Cumulative risk of multiple islet autoantibodies and/or type 1 diabetes development was estimated by Kaplan–Meier analysis. The p values were calculated by a logrank test. Follow-up was calculated from birth to the age when multiple islet autoantibodies developed or the age of type 1 diabetes diagnosis, or to the last contact.

Model selection and feature ranking

A Bayesian model selection algorithm to explore the model space spanned by all possible combinations of SNPs was used [9, 10]. Since the model space is prohibitively large (around 1012 potential models), efficient sampling based on reversible-jump Markov Chain Monte Carlo (rjMCMC) was used [9], an approach related to Bayesian penalised regression models [23]. This algorithm allows analysis of trans-dimensional models by randomly selecting a variable and then proposing either addition or deletion from the model. This results in calculations of a posterior probability for each model to be the best model (ESM Methods 3).

Based on results from the rjMCMC, marginal probabilities were computed for each SNP. These marginal probabilities were then used to generate a feature ranking. An alternative feature ranking based on the log odds from the full multivariable logistic regression was generated. Moreover, we generated 500 random rankings for comparison, where a randomised order of SNPs was used instead of ranking them by a statistical approach. For all rankings, the predictors were then used in a multivariable logistic regression model, where the predictive power of the model was assessed using ROC analysis in a tenfold cross-validation.

Results

Prediction of type 1 diabetes using HLA class II genotypes and minor susceptibility genes

Building a multivariable logistic regression model that included HLA risk stratification into six categories without additional susceptibility SNPs yielded a ROC AUC of 0.82 (95% CI 0.80, 0.83) in the T1DGC set, a tenfold cross-validation AUC of 0.81 (95% CI 0.79, 0.82) and an AUC of 0.78 (95% CI 0.75, 0.80) in the validation set (Table 2, Fig. 1a). Higher discrimination was achieved when SNP genotyping of the 40 minor susceptibility genes was added to the HLA risk model, with an AUC of 0.87 (95% CI 0.86, 0.88) in the T1DGC set, an AUC of 0.87 (95% CI 0.85, 0.88) in the tenfold cross-validation and an AUC of 0.84 (95% CI 0.81, 0.86) in the validation set (Table 2, Fig. 1a). The IDI for the increase in prediction accuracy from the HLA-only model to the model including all SNPs was 0.0986 (p = 3.1 × 10−25). All models showed good calibration properties (ESM Methods 4). Log odds ratios for each SNP in the multiple logistic regression model are displayed in Fig. 1b, and the genetic risk score distributions in patients and control sets are visualised in Fig. 2.

Table 2 AUC values from the ROC analysis for the prediction of type 1 diabetes based on genetic markers in the T1DGC set and the validation set
Fig. 1
figure 1

Prediction of type 1 diabetes based on HLA class II genotypes and minor susceptibility genes. (a) ROC curve for the prediction of type 1 diabetes using HLA class II genotypes and HLA plus 40 SNPs based on multivariable logistic regression. The predictive power of the model is shown in the training set (pink line), tenfold cross-validation (green line) and in the validation set (blue line). Solid lines represent the HLA plus 40 SNPs model, dashed lines mark the ROC curves for HLA only. (b) Effect sizes of all variables quantified by log odds ratios. Error bars indicate 95% CIs. *p < 0.05 and **p < 0.005

Fig. 2
figure 2

Risk score histogram on the validation set. Probabilities from the logistic regression model are shown for patients with type 1 diabetes and controls.
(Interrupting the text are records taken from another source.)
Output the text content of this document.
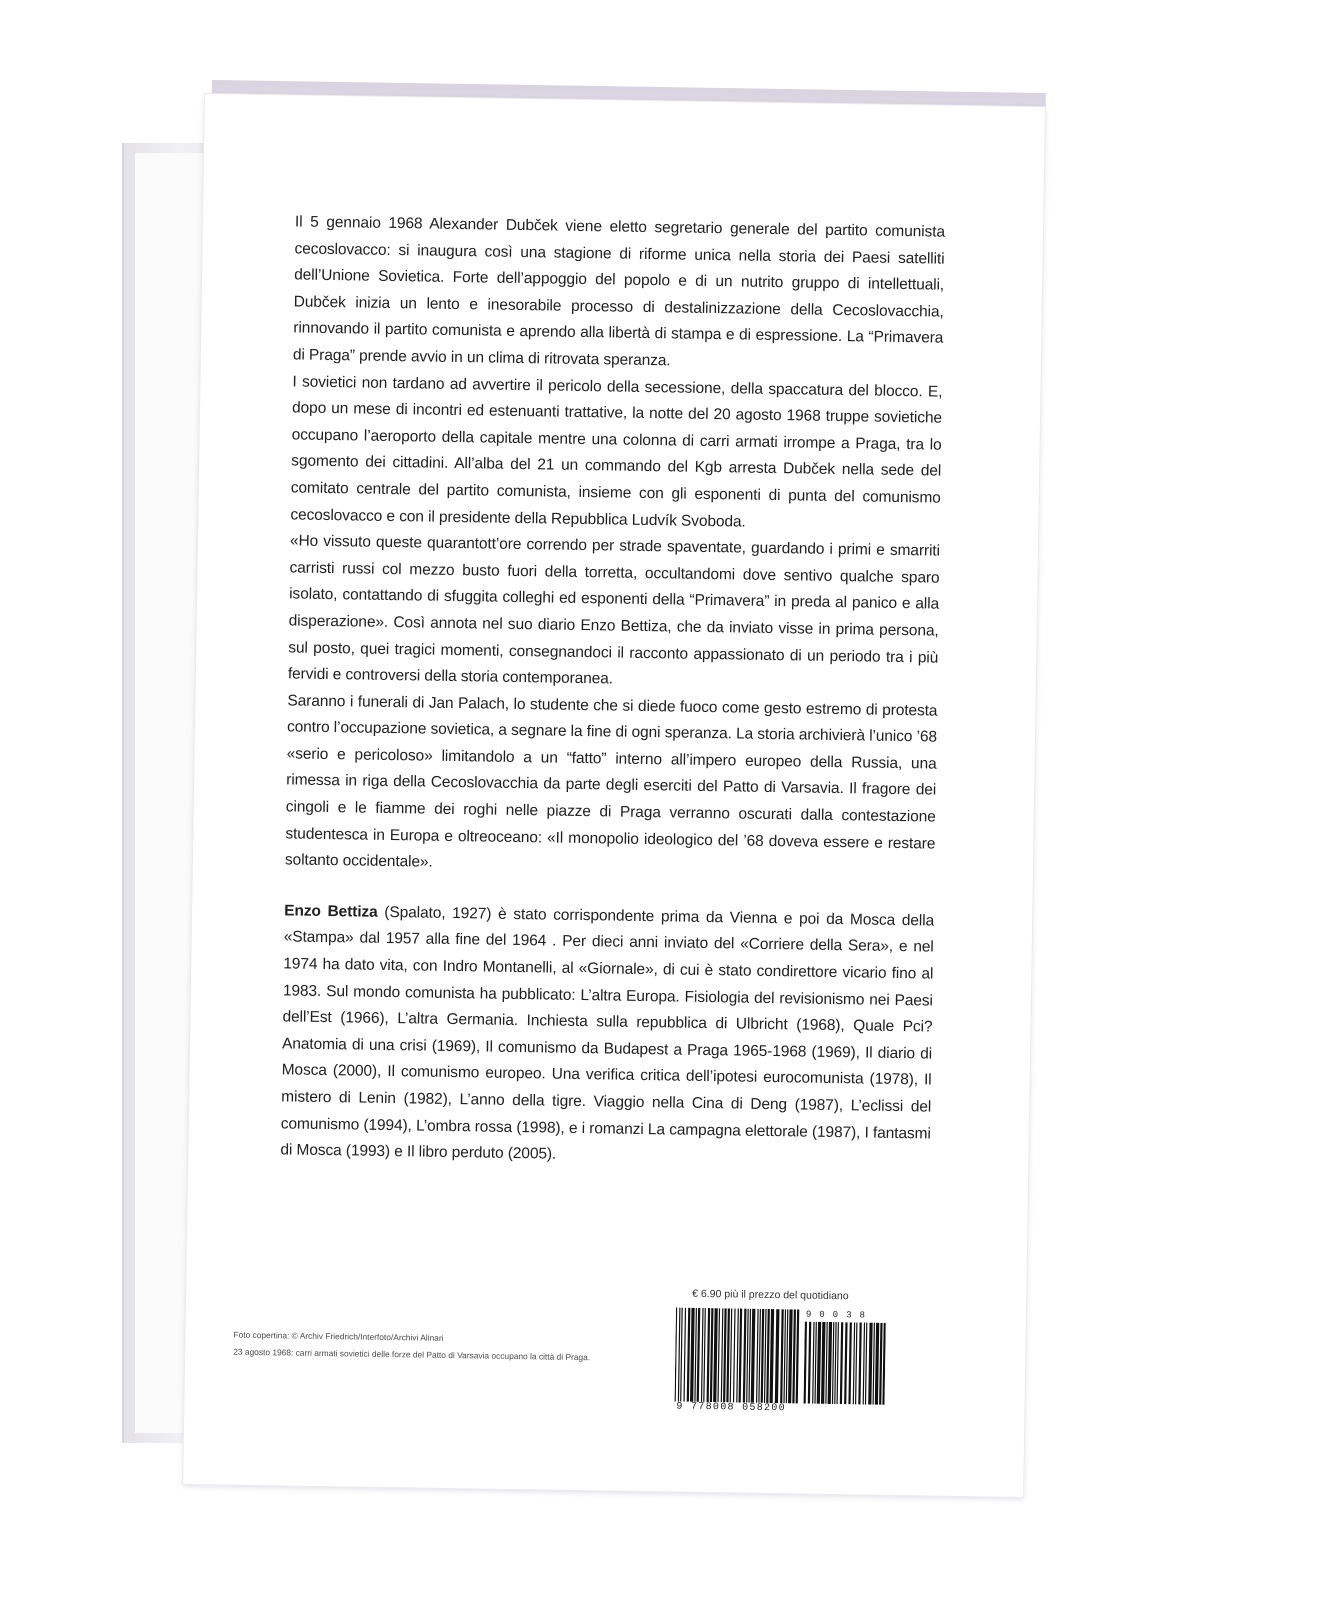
Il 5 gennaio 1968 Alexander Dubček viene eletto segretario generale del partito comunista cecoslovacco: si inaugura così una stagione di riforme unica nella storia dei Paesi satelliti dell’Unione Sovietica. Forte dell’appoggio del popolo e di un nutrito gruppo di intellettuali, Dubček inizia un lento e inesorabile processo di destalinizzazione della Cecoslovacchia, rinnovando il partito comunista e aprendo alla libertà di stampa e di espressione. La “Primavera di Praga” prende avvio in un clima di ritrovata speranza.

I sovietici non tardano ad avvertire il pericolo della secessione, della spaccatura del blocco. E, dopo un mese di incontri ed estenuanti trattative, la notte del 20 agosto 1968 truppe sovietiche occupano l’aeroporto della capitale mentre una colonna di carri armati irrompe a Praga, tra lo sgomento dei cittadini. All’alba del 21 un commando del Kgb arresta Dubček nella sede del comitato centrale del partito comunista, insieme con gli esponenti di punta del comunismo cecoslovacco e con il presidente della Repubblica Ludvík Svoboda.

«Ho vissuto queste quarantott’ore correndo per strade spaventate, guardando i primi e smarriti carristi russi col mezzo busto fuori della torretta, occultandomi dove sentivo qualche sparo isolato, contattando di sfuggita colleghi ed esponenti della “Primavera” in preda al panico e alla disperazione». Così annota nel suo diario Enzo Bettiza, che da inviato visse in prima persona, sul posto, quei tragici momenti, consegnandoci il racconto appassionato di un periodo tra i più fervidi e controversi della storia contemporanea.

Saranno i funerali di Jan Palach, lo studente che si diede fuoco come gesto estremo di protesta contro l’occupazione sovietica, a segnare la fine di ogni speranza. La storia archivierà l’unico ’68 «serio e pericoloso» limitandolo a un “fatto” interno all’impero europeo della Russia, una rimessa in riga della Cecoslovacchia da parte degli eserciti del Patto di Varsavia. Il fragore dei cingoli e le fiamme dei roghi nelle piazze di Praga verranno oscurati dalla contestazione studentesca in Europa e oltreoceano: «Il monopolio ideologico del ’68 doveva essere e restare soltanto occidentale».

Enzo Bettiza (Spalato, 1927) è stato corrispondente prima da Vienna e poi da Mosca della «Stampa» dal 1957 alla fine del 1964 . Per dieci anni inviato del «Corriere della Sera», e nel 1974 ha dato vita, con Indro Montanelli, al «Giornale», di cui è stato condirettore vicario fino al 1983. Sul mondo comunista ha pubblicato: L’altra Europa. Fisiologia del revisionismo nei Paesi dell’Est (1966), L’altra Germania. Inchiesta sulla repubblica di Ulbricht (1968), Quale Pci? Anatomia di una crisi (1969), Il comunismo da Budapest a Praga 1965-1968 (1969), Il diario di Mosca (2000), Il comunismo europeo. Una verifica critica dell’ipotesi eurocomunista (1978), Il mistero di Lenin (1982), L’anno della tigre. Viaggio nella Cina di Deng (1987), L’eclissi del comunismo (1994), L’ombra rossa (1998), e i romanzi La campagna elettorale (1987), I fantasmi di Mosca (1993) e Il libro perduto (2005).

€ 6.90 più il prezzo del quotidiano
9 0 0 3 8
9 778008 058200
Foto copertina: © Archiv Friedrich/Interfoto/Archivi Alinari
23 agosto 1968: carri armati sovietici delle forze del Patto di Varsavia occupano la città di Praga.
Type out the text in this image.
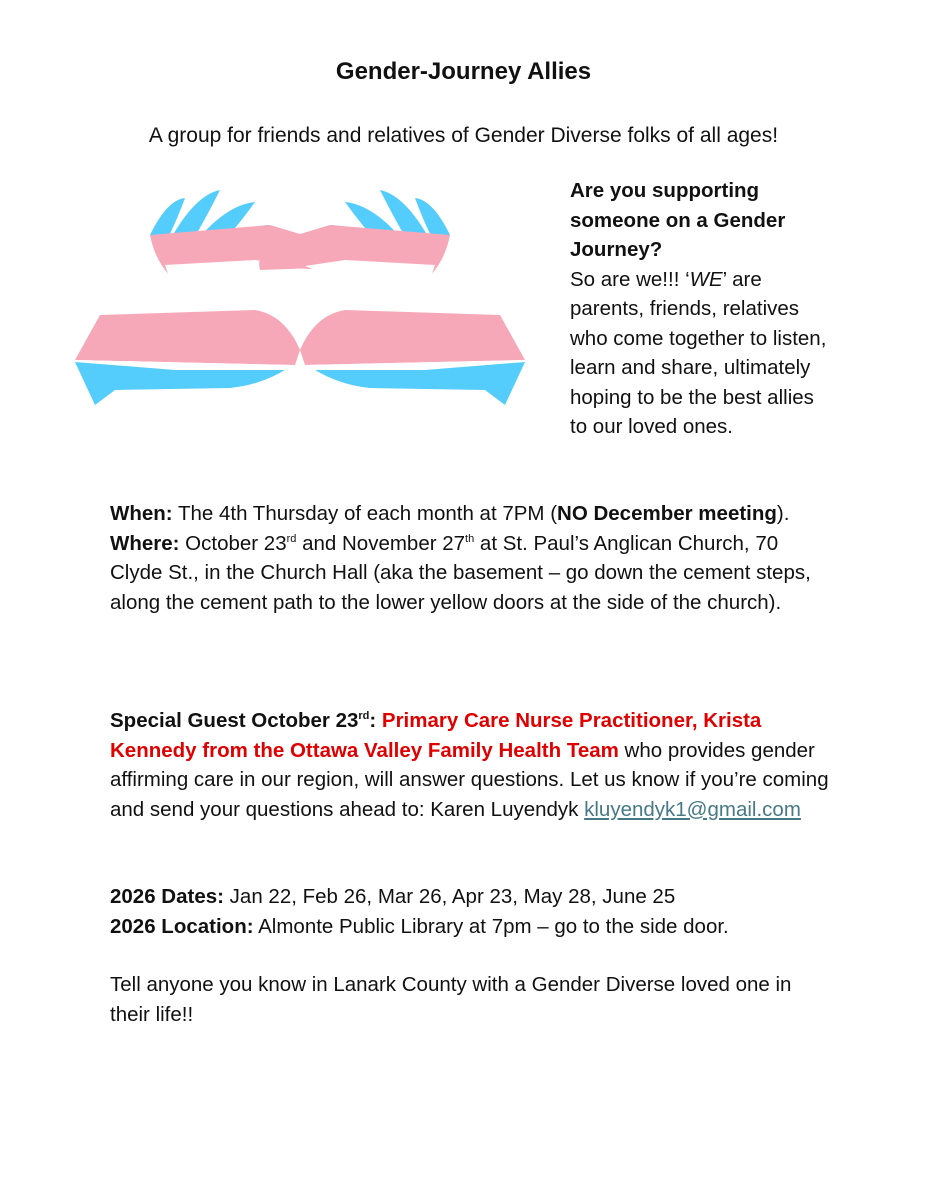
Gender-Journey Allies

A group for friends and relatives of Gender Diverse folks of all ages!

Are you supporting someone on a Gender Journey?

So are we!!! ‘WE’ are parents, friends, relatives who come together to listen, learn and share, ultimately hoping to be the best allies to our loved ones.

When: The 4th Thursday of each month at 7PM (NO December meeting).

Where: October 23rd and November 27th at St. Paul’s Anglican Church, 70 Clyde St., in the Church Hall (aka the basement – go down the cement steps, along the cement path to the lower yellow doors at the side of the church).

Special Guest October 23rd: Primary Care Nurse Practitioner, Krista Kennedy from the Ottawa Valley Family Health Team who provides gender affirming care in our region, will answer questions. Let us know if you’re coming and send your questions ahead to: Karen Luyendyk kluyendyk1@gmail.com

2026 Dates: Jan 22, Feb 26, Mar 26, Apr 23, May 28, June 25

2026 Location: Almonte Public Library at 7pm – go to the side door.

Tell anyone you know in Lanark County with a Gender Diverse loved one in their life!!
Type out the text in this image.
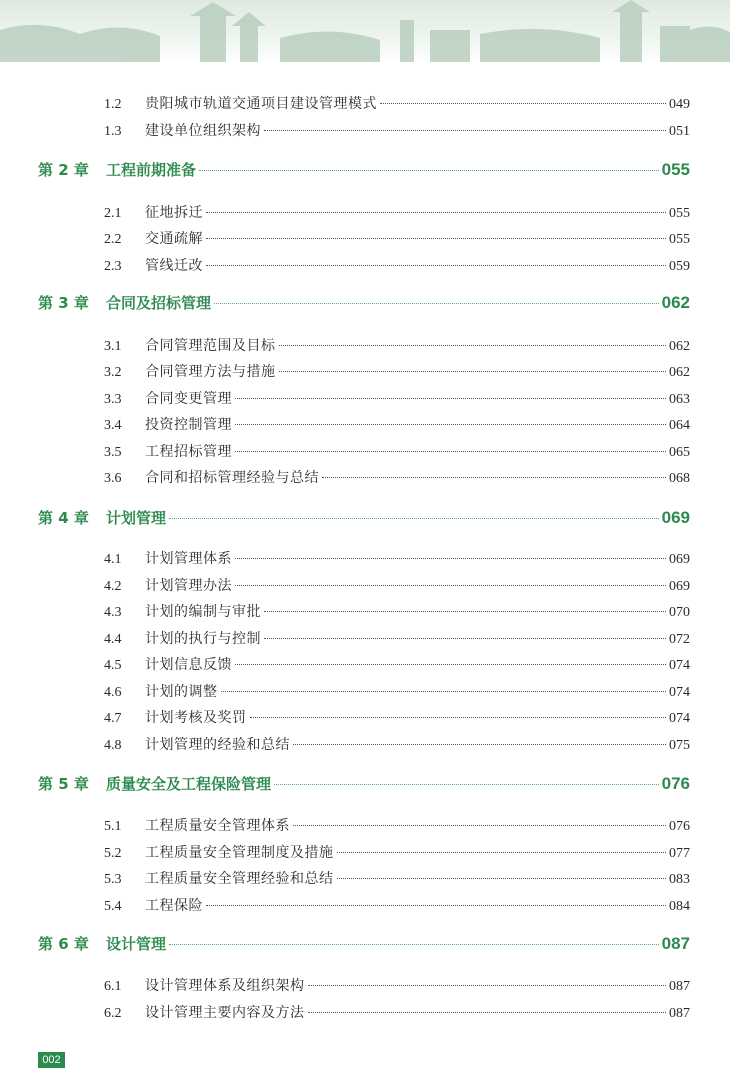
1.2	贵阳城市轨道交通项目建设管理模式	049
1.3	建设单位组织架构	051
第 2 章	工程前期准备	055
2.1	征地拆迁	055
2.2	交通疏解	055
2.3	管线迁改	059
第 3 章	合同及招标管理	062
3.1	合同管理范围及目标	062
3.2	合同管理方法与措施	062
3.3	合同变更管理	063
3.4	投资控制管理	064
3.5	工程招标管理	065
3.6	合同和招标管理经验与总结	068
第 4 章	计划管理	069
4.1	计划管理体系	069
4.2	计划管理办法	069
4.3	计划的编制与审批	070
4.4	计划的执行与控制	072
4.5	计划信息反馈	074
4.6	计划的调整	074
4.7	计划考核及奖罚	074
4.8	计划管理的经验和总结	075
第 5 章	质量安全及工程保险管理	076
5.1	工程质量安全管理体系	076
5.2	工程质量安全管理制度及措施	077
5.3	工程质量安全管理经验和总结	083
5.4	工程保险	084
第 6 章	设计管理	087
6.1	设计管理体系及组织架构	087
6.2	设计管理主要内容及方法	087
002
White bars, controls; dark grey bars, cases; light grey bars, overlap

To account for possible interaction effects between variables, we constructed extended logistic regression models with second-order interaction terms between all pairs of SNPs as well as logistic regression models with interaction terms between HLA and non-HLA SNPs. Moreover, we applied a support vector machine classifier with RBF kernel and a Random Forest classifier, which are predictive models inherently considering interactions between variables. We did not observe any improvement in AUC over the logistic regression model (test AUC 0.74 for logistic regression with SNP–SNP interaction terms, 0.83 for logistic regression with SNP–HLA interaction, 0.75 for the SVM, 0.82 for random forests) compared with the reference AUC value of 0.84 from standard logistic regression. This indicated that interaction effects for the genetic factors analysed did not play sufficient a role to be considered in prediction models.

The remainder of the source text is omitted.